HAVANA TIMES – The Nicaraguan private sector will hold an emergency meeting to determine their course of action, given the announcement that the National Police were prohibiting the civic mobilization the business leaders had convoked for Thursday, January 24 to demand democratization and justice for the country.

The police announcement of the prohibition was also accompanied by a series of accusations made against the business groupings.  The meeting to consider the business owners’ response was announced yesterday evening, January 23, by Juan Sebastian Chamorro, executive director of the Nicaraguan Foundation for Economic and Social Development, (Funides).

In an interview with journalist Carlos F. Chamorro on the new weekly edition of the Esta Noche television program, the Funides director asserted that he couldn’t offer details on the actions under consideration. However, he did advance the information that the first thing they’d do was to “refute every single one of the false arguments that the Police have given to attribute possible and potential crimes “ to Funides, the Superior Council of Private Enterprise (COSEP), and the Nicaraguan-American Chamber of Commerce, who initiated the call to march.

Police prohibition and their arguments

As announced by the head of the Office for Public Safety, Olivio Hernandez, the National Police denied the private sector the requested permit to march because it was their policy: “not to authorize any activity that would expose people, families or property to danger; that would alter the public order and the social rights, and the right to peace of Nicaraguan families – rights that the National Police defend and protect in the country.”

Through a police note made known last September, the dictatorship of Daniel Ortega and Rosario Murillo decreed that citizen demonstrations would be henceforth illegal.
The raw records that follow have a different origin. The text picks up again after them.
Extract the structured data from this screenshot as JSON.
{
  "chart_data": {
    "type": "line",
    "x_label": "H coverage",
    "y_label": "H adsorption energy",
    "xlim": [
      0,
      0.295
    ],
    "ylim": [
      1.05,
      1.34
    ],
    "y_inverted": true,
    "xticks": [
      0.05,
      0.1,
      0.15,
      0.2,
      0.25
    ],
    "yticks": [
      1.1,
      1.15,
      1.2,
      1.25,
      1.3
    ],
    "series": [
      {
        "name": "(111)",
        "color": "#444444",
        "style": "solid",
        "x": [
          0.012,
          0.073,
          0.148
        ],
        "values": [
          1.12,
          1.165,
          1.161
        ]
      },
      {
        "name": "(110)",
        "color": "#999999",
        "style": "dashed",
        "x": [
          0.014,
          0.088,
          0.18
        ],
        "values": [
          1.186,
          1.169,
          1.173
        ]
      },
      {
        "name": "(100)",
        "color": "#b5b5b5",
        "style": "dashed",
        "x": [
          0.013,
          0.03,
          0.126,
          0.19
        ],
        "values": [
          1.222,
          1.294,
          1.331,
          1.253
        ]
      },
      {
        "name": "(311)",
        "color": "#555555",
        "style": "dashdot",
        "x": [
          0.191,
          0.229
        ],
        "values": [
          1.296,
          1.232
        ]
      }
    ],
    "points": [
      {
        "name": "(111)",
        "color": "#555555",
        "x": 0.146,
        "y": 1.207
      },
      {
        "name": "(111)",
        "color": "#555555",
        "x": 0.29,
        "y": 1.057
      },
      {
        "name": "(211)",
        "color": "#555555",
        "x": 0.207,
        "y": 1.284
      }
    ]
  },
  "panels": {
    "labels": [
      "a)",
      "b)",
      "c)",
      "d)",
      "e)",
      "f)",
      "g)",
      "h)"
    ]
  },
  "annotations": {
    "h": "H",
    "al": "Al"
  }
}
They established a de facto state of emergency that includes the installation of police checkpoints in strategic points of the capital and other cities of the country. It also includes patrols, round-ups and deployments for any event or declaration that could cause the population to mobilize, as they did since April 18 when the public surged onto the streets to oppose the government.

The dictatorship responded to the mobilizations with a brutal repression that to date has totaled 325 dead, over 3,000 wounded, dozens missing, over 600 political prisoners and some 60,000 Nicaraguans, including some 60 journalists, who’ve had to flee the country due to political persecution.
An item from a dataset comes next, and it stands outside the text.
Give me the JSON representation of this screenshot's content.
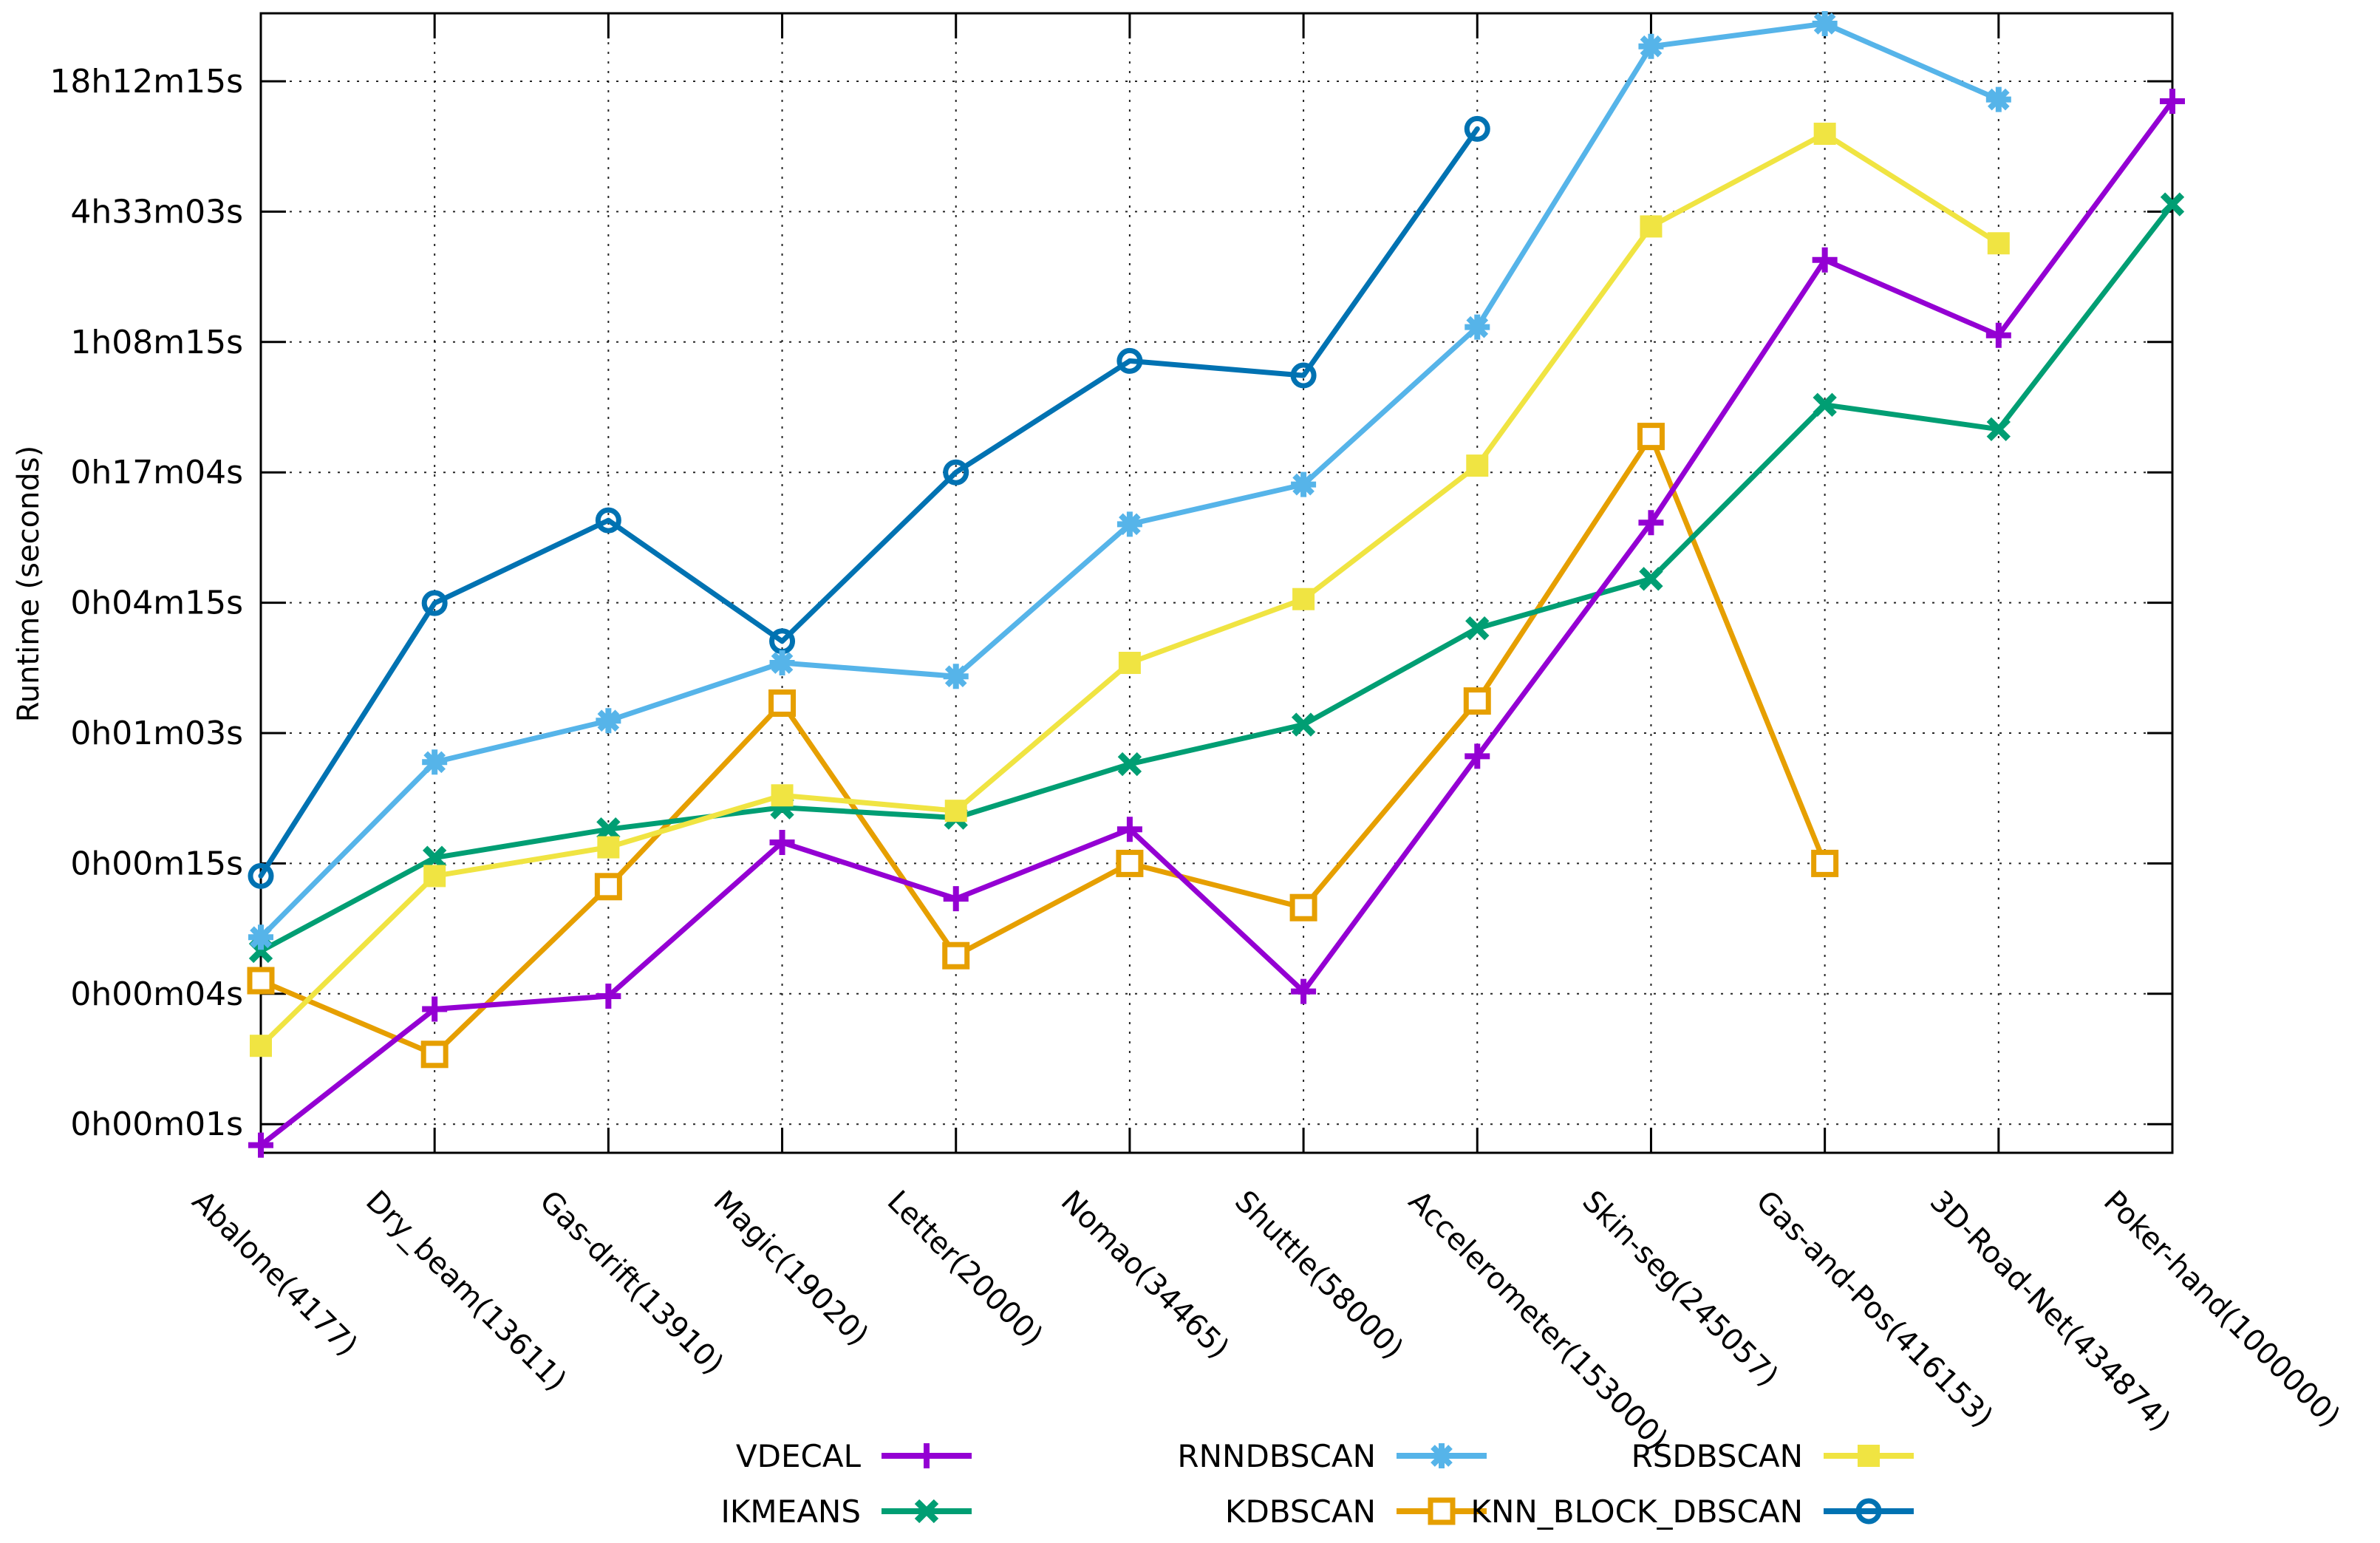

According to the police the business owners “acted criminally” against the Constitution, an intent – in imitation of the tone of the official discourse – to promote a supposed coup d’etat.
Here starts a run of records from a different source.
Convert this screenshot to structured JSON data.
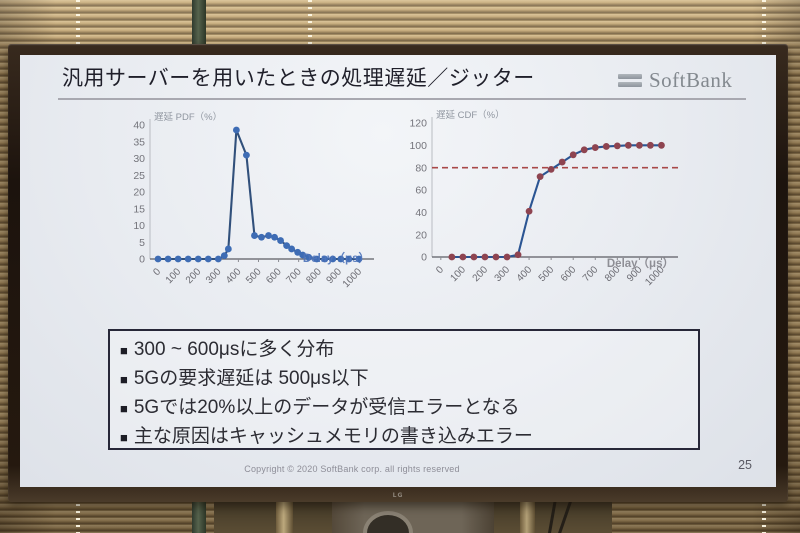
{
  "monitor": {
    "brand_label": "LG"
  },
  "slide": {
    "title": "汎用サーバーを用いたときの処理遅延／ジッター",
    "logo_text": "SoftBank",
    "bullets": {
      "marker": "■",
      "items": [
        "300 ~ 600μsに多く分布",
        "5Gの要求遅延は 500μs以下",
        "5Gでは20%以上のデータが受信エラーとなる",
        "主な原因はキャッシュメモリの書き込みエラー"
      ]
    },
    "footer": {
      "copyright": "Copyright © 2020 SoftBank corp. all rights reserved",
      "page_number": "25"
    }
  },
  "chart_data": [
    {
      "type": "line",
      "name": "delay-pdf",
      "title": "遅延 PDF（%）",
      "xlabel": "Delay（μs）",
      "x": [
        0,
        50,
        100,
        150,
        200,
        250,
        300,
        330,
        350,
        390,
        440,
        480,
        515,
        550,
        580,
        610,
        640,
        665,
        695,
        720,
        750,
        790,
        830,
        870,
        910,
        950,
        1000
      ],
      "values": [
        0,
        0,
        0,
        0,
        0,
        0,
        0,
        1,
        3,
        38.5,
        31,
        7,
        6.5,
        7,
        6.5,
        5.5,
        4,
        3,
        2,
        1.2,
        0.5,
        0,
        0,
        0,
        0,
        0,
        0
      ],
      "xticks": [
        0,
        100,
        200,
        300,
        400,
        500,
        600,
        700,
        800,
        900,
        1000
      ],
      "yticks": [
        0,
        5,
        10,
        15,
        20,
        25,
        30,
        35,
        40
      ],
      "xlim": [
        -40,
        1075
      ],
      "ylim": [
        0,
        40
      ],
      "grid": false,
      "legend": "none",
      "line_color": "#31507b",
      "marker_color": "#3e6cb4",
      "xlabel_color": "#4f74ba",
      "xlabel_on_axis": true
    },
    {
      "type": "line",
      "name": "delay-cdf",
      "title": "遅延 CDF（%）",
      "xlabel": "Delay（μs）",
      "x": [
        50,
        100,
        150,
        200,
        250,
        300,
        350,
        400,
        450,
        500,
        550,
        600,
        650,
        700,
        750,
        800,
        850,
        900,
        950,
        1000
      ],
      "values": [
        0,
        0,
        0,
        0,
        0,
        0,
        2,
        41,
        72,
        78.5,
        85,
        91.5,
        96,
        98,
        99,
        99.5,
        100,
        100,
        100,
        100
      ],
      "xticks": [
        0,
        100,
        200,
        300,
        400,
        500,
        600,
        700,
        800,
        900,
        1000
      ],
      "yticks": [
        0,
        20,
        40,
        60,
        80,
        100,
        120
      ],
      "xlim": [
        -40,
        1075
      ],
      "ylim": [
        0,
        120
      ],
      "grid": false,
      "legend": "none",
      "line_color": "#2b5593",
      "marker_color": "#8e4450",
      "xlabel_color": "#85858c",
      "xlabel_on_axis": false,
      "ref_line": {
        "y": 80,
        "color": "#a84848",
        "style": "dashed"
      }
    }
  ]
}
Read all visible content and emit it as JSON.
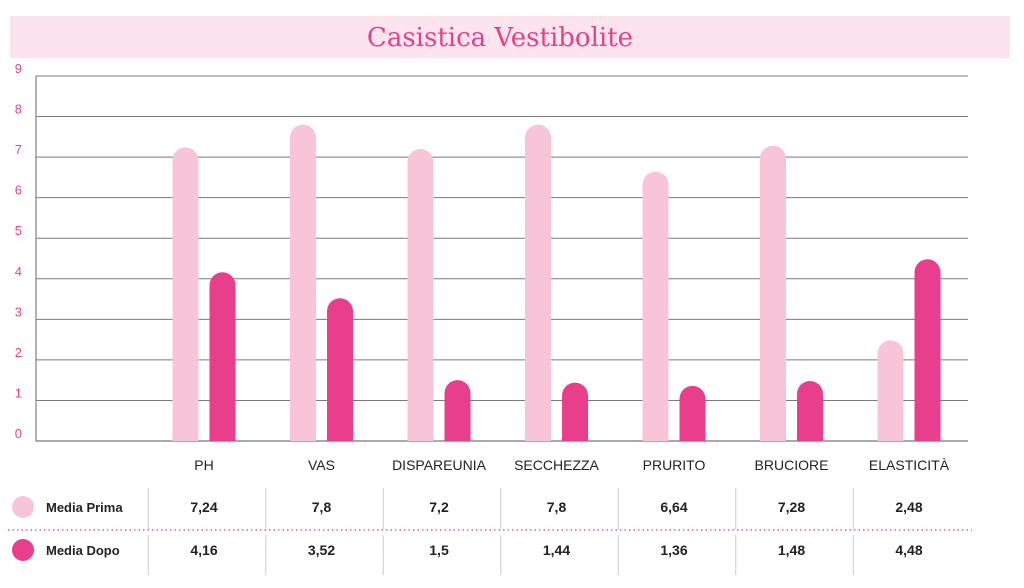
{
  "chart_data": {
    "type": "bar",
    "title": "Casistica Vestibolite",
    "categories": [
      "PH",
      "VAS",
      "DISPAREUNIA",
      "SECCHEZZA",
      "PRURITO",
      "BRUCIORE",
      "ELASTICITÀ"
    ],
    "series": [
      {
        "name": "Media Prima",
        "color": "#f7c5d7",
        "values": [
          7.24,
          7.8,
          7.2,
          7.8,
          6.64,
          7.28,
          2.48
        ],
        "labels": [
          "7,24",
          "7,8",
          "7,2",
          "7,8",
          "6,64",
          "7,28",
          "2,48"
        ]
      },
      {
        "name": "Media Dopo",
        "color": "#e83e8c",
        "values": [
          4.16,
          3.52,
          1.5,
          1.44,
          1.36,
          1.48,
          4.48
        ],
        "labels": [
          "4,16",
          "3,52",
          "1,5",
          "1,44",
          "1,36",
          "1,48",
          "4,48"
        ]
      }
    ],
    "ylim": [
      0,
      9
    ],
    "yticks": [
      "0",
      "1",
      "2",
      "3",
      "4",
      "5",
      "6",
      "7",
      "8",
      "9"
    ],
    "grid": true,
    "legend": "data-table-below"
  }
}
In the same tone, they accused the business leaders of having promoted, incited and been responsible for the barricades or roadblocks where – according to them – Nicaraguans were tortured, raped and killed. The police declared that these activities constitute “crimes that continue under investigation”, although among the political prisoners there are no members of the paramilitary or police, who were the ones most frequently cited as being responsible for the killings and abductions during the so-called “Operation Clean-up” that the dictatorship directed.

Juan Sebastian Chamorro said the police communication “is very strange” because it quotes words like “diabolical, roadblock, coup promoters” that he doesn’t feel fit in with the work of the institution. “It’s regrettable that the National Police should express themselves in this way, generating opinions that don’t correspond to them,” he complained.

Chamorro is also a member of the Civic Alliance for Justice and Democracy that brought together social and student leaders, organizations of civil society, the farmers’ movement and the private sector for the National Dialogue that was suspended in July. He affirmed that the private sector’s interpretation of the police prohibition is that “they [the authorities] feel that from the first days of the protests, there’s been a cohesive private sector” that’s supported the civic demonstrations, participating in marches and national strikes.

“All these actions that the private sector supported in the course of these nine months, in a coherent manner and – I repeat – together with the Nicaraguan people, have caused the unease that we’re already seeing on the part of the authorities. They’ve taken advantage of this to deny permission for the peaceful march that we’d called for the afternoon of Thursday, January 24,” said Juan Sebastian Chamorro.